Question Number 495 by 13/NaSaNa(N)056565 last updated on 25/Jan/15
![∫sec^3 xdx](https://www.tinkutara.com/question/Q495.png)
$$\int\mathrm{sec}^{\mathrm{3}} {xdx} \\ $$
Answered by prakash jain last updated on 15/Jan/15
![tan x=t sec^2 x dx=dt sec x=(√(1+t^2 )) ∫sec^3 x dx=∫(√(1+t^2 ))dt =(t/2)(√(1+t^2 ))+(1/2)ln ∣t+(√(1+t^2 ))∣+C =((tan x sec x)/2)+(1/2)ln ∣sec x+tan x∣+C](https://www.tinkutara.com/question/Q496.png)

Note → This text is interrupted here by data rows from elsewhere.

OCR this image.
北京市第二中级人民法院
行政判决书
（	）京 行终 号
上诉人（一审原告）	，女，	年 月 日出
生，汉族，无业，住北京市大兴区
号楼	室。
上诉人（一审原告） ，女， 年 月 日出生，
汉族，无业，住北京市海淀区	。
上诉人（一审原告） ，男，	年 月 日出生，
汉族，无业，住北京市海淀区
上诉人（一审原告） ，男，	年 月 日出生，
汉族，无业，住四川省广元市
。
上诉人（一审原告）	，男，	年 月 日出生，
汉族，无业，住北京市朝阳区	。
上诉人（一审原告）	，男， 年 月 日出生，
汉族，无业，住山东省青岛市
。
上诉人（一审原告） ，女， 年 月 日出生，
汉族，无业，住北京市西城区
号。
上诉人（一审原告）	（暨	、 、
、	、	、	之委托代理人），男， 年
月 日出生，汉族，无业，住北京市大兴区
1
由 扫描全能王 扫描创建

$$\mathrm{tan}\:{x}={t} \\ $$$$\mathrm{sec}^{\mathrm{2}} {x}\:{dx}={dt} \\ $$$$\mathrm{sec}\:{x}=\sqrt{\mathrm{1}+{t}^{\mathrm{2}} } \\ $$$$\int\mathrm{sec}^{\mathrm{3}} {x}\:{dx}=\int\sqrt{\mathrm{1}+{t}^{\mathrm{2}} }{dt} \\ $$$$=\frac{{t}}{\mathrm{2}}\sqrt{\mathrm{1}+{t}^{\mathrm{2}} }+\frac{\mathrm{1}}{\mathrm{2}}\mathrm{ln}\:\mid{t}+\sqrt{\mathrm{1}+{t}^{\mathrm{2}} }\mid+{C} \\ $$$$=\frac{\mathrm{tan}\:{x}\:\mathrm{sec}\:{x}}{\mathrm{2}}+\frac{\mathrm{1}}{\mathrm{2}}\mathrm{ln}\:\mid\mathrm{sec}\:{x}+\mathrm{tan}\:{x}\mid+{C} \\ $$